The 2012 Atlantic 10 Conference baseball tournament was held from May 23 through 26. The top six regular season finishers of the league's thirteen teams met in the double-elimination tournament at Jim Houlihan Park at Jack Coffey Field on the campus of Fordham University in the Bronx, New York. Second seed won their first tournament championship and claimed the conference's automatic bid to the 2012 NCAA Division I baseball tournament.

==Seeding and format==
The top six finishers from the regular season were seeded one through six based on conference winning percentage. The bottom four seeds played on the first day, with the losers of each game playing an elimination game in game 3. On day 2, the winners of games 1 and 2 played the top two seeds. Higher seeds were protected by playing lower seeds or playing later elimination games. Saint Louis claimed the top seed over Dayton and UMass claimed the fourth seed over Richmond by tiebreaker.

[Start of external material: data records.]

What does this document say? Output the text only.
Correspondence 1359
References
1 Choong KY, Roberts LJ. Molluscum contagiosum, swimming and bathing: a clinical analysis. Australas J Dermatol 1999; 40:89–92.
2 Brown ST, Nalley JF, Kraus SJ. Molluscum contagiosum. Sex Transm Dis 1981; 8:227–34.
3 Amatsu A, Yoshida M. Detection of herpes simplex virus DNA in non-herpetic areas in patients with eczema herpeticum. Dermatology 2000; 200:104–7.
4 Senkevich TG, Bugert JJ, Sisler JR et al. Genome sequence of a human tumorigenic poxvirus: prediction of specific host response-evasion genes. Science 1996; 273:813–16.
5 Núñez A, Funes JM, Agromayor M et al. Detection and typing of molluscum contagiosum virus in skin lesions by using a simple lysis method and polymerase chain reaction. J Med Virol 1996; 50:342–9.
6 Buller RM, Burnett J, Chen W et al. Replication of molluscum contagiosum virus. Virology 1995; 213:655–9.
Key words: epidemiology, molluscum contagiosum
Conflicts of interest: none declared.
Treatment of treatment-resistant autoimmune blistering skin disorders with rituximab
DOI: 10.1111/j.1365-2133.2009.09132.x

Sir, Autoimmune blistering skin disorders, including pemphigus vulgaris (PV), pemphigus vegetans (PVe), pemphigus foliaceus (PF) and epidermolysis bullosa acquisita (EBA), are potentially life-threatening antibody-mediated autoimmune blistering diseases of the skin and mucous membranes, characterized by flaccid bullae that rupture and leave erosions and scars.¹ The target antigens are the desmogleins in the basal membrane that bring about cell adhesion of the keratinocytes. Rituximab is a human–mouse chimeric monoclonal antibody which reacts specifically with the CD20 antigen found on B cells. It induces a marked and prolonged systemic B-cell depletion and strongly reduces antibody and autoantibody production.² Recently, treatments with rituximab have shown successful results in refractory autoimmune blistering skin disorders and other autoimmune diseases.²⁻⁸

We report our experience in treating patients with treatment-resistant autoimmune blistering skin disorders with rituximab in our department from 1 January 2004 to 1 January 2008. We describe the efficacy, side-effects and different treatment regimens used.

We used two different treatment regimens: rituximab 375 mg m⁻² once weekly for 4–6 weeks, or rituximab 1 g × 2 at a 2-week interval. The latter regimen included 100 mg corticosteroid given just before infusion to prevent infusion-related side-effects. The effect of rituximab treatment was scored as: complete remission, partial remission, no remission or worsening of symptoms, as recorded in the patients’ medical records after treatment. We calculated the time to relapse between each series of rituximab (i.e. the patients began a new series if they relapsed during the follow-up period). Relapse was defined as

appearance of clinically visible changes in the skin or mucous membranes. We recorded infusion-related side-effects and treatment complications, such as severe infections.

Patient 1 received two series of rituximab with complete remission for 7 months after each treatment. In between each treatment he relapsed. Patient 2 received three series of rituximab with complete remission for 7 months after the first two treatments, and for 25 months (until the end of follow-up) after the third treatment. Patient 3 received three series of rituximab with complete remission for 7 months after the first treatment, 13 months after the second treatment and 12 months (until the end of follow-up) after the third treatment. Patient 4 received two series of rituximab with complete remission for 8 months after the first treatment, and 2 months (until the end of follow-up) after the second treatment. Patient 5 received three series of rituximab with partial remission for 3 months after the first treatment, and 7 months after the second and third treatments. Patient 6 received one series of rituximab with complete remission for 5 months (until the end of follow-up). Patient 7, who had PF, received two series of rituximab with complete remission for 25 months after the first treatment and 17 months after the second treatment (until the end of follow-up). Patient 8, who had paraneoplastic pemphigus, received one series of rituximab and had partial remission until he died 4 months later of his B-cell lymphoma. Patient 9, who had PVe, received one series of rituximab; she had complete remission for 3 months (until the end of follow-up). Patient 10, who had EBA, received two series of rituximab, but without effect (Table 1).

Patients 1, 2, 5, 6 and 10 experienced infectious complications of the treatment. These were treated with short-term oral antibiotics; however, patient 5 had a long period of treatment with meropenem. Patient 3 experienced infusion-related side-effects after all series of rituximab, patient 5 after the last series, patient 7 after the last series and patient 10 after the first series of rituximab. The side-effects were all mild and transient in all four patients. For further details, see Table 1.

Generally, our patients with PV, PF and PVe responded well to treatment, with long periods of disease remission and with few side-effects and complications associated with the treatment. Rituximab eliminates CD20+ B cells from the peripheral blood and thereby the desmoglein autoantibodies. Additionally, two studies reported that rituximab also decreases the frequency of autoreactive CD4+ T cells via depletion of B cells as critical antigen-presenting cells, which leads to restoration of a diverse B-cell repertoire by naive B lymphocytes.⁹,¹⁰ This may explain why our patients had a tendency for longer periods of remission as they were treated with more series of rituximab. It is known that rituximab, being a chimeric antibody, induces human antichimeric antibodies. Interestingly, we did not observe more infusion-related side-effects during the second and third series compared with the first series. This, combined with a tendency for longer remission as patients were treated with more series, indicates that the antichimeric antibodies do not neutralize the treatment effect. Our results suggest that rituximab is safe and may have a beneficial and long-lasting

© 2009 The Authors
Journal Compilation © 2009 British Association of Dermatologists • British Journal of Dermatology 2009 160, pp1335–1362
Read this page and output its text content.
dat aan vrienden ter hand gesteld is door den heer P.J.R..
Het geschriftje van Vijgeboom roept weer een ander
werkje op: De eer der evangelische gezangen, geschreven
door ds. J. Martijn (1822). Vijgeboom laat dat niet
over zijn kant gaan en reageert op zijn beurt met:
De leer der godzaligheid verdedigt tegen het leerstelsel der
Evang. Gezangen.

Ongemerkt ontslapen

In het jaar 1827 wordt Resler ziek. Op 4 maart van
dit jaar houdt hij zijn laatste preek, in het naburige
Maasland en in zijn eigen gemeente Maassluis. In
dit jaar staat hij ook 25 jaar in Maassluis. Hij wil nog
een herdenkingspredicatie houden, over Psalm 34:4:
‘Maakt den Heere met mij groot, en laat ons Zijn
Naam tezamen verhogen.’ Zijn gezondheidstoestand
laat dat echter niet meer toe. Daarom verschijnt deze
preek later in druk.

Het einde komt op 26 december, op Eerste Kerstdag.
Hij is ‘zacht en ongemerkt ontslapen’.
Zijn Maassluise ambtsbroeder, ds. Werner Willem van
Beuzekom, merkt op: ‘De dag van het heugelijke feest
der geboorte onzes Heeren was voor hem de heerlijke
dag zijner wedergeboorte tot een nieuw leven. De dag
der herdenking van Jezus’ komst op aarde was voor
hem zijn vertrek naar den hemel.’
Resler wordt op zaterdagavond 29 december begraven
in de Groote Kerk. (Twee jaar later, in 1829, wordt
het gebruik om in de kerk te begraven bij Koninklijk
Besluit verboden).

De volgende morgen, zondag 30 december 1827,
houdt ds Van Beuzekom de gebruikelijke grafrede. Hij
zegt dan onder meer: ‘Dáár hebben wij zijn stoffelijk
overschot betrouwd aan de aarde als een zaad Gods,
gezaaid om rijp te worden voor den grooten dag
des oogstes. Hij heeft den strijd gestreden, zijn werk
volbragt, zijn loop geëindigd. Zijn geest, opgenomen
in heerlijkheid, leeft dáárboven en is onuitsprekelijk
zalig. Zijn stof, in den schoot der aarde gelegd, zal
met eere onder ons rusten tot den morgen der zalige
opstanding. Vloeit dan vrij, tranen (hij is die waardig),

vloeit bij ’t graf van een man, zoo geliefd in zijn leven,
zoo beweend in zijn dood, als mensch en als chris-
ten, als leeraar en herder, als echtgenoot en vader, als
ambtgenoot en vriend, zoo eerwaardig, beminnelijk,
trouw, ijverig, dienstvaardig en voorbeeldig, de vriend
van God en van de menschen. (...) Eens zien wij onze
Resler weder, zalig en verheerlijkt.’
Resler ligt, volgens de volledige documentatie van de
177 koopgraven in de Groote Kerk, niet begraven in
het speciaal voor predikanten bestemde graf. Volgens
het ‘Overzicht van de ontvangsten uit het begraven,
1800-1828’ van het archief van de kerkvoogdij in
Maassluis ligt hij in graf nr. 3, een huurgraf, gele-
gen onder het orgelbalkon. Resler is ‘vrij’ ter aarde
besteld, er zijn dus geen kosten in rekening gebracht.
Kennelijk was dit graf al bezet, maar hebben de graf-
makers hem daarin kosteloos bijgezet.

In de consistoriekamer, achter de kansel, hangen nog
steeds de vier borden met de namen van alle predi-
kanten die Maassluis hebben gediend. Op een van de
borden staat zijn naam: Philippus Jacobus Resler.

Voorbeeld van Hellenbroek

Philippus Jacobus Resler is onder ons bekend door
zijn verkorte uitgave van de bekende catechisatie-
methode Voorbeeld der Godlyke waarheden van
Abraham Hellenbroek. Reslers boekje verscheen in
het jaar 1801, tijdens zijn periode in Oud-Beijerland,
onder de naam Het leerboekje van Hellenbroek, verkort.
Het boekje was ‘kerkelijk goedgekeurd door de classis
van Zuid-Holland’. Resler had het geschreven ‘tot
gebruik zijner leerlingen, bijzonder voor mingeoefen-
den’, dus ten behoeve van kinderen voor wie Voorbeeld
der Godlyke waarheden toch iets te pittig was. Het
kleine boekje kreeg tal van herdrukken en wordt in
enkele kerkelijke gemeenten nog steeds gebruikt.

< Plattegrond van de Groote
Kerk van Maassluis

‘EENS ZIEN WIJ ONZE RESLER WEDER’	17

| Team | W | L | Pct. | GB | Seed |
|---|---|---|---|---|---|
| Saint Louis | 17 | 7 | .708 | – | 1 |
| Dayton | 17 | 7 | .708 | – | 2 |
| Rhode Island | 16 | 8 | .667 | 1 | 3 |
| UMass | 14 | 10 | .583 | 3 | 4 |
| Richmond | 14 | 10 | .583 | 3 | 5 |
| Saint Joseph's | 13 | 10 | .565 | 3.5 | 6 |
| Xavier | 13 | 11 | .542 | 4 | – |
| Fordham | 12 | 12 | .500 | 5 | – |
| St. Bonaventure | 10 | 14 | .417 | 7 | – |
| Charlotte | 9 | 14 | .391 | 7.5 | – |
| La Salle | 7 | 17 | .292 | 10 | – |
| Temple | 7 | 17 | .292 | 10 | – |
| George Washington | 6 | 18 | .250 | 11 | – |

==All-Tournament Team==
The following players were named to the All-Tournament Team.

Richmond's Jacob Mayers, also selected in 2011, was a second-time selection.

| POS | Name | School | Class |
|---|---|---|---|
| P | Burny Mitchem | Dayton | SR |
| P | Alex Pracher | Saint Joseph's | GR |
| P | Clay Smith | Saint Louis | SO |
| P | Zach Sterling | Richmond | FR |
| C | Josh Jeffery | Dayton | SR |
| 1B | Dylan Begin | UMass | SO |
| 3B | Robby Sunderman | Dayton | SO |
| OF | Chris Famiglietti | Rhode Island | JR |
| OF | Ian Hundley | Dayton | JR |
| OF | Phil Ruzbarsky | Richmond | SR |
| OF | Brett Tiagwad | Saint Joseph's | SR |
| DH | Jacob Mayers | Richmond | JR |

===Most Valuable Player===
Burny Mitchem was named Tournament Most Valuable Player. Mitchem was a senior pitcher for Dayton, who earned a pair of saves including in the 3–0 final over Richmond.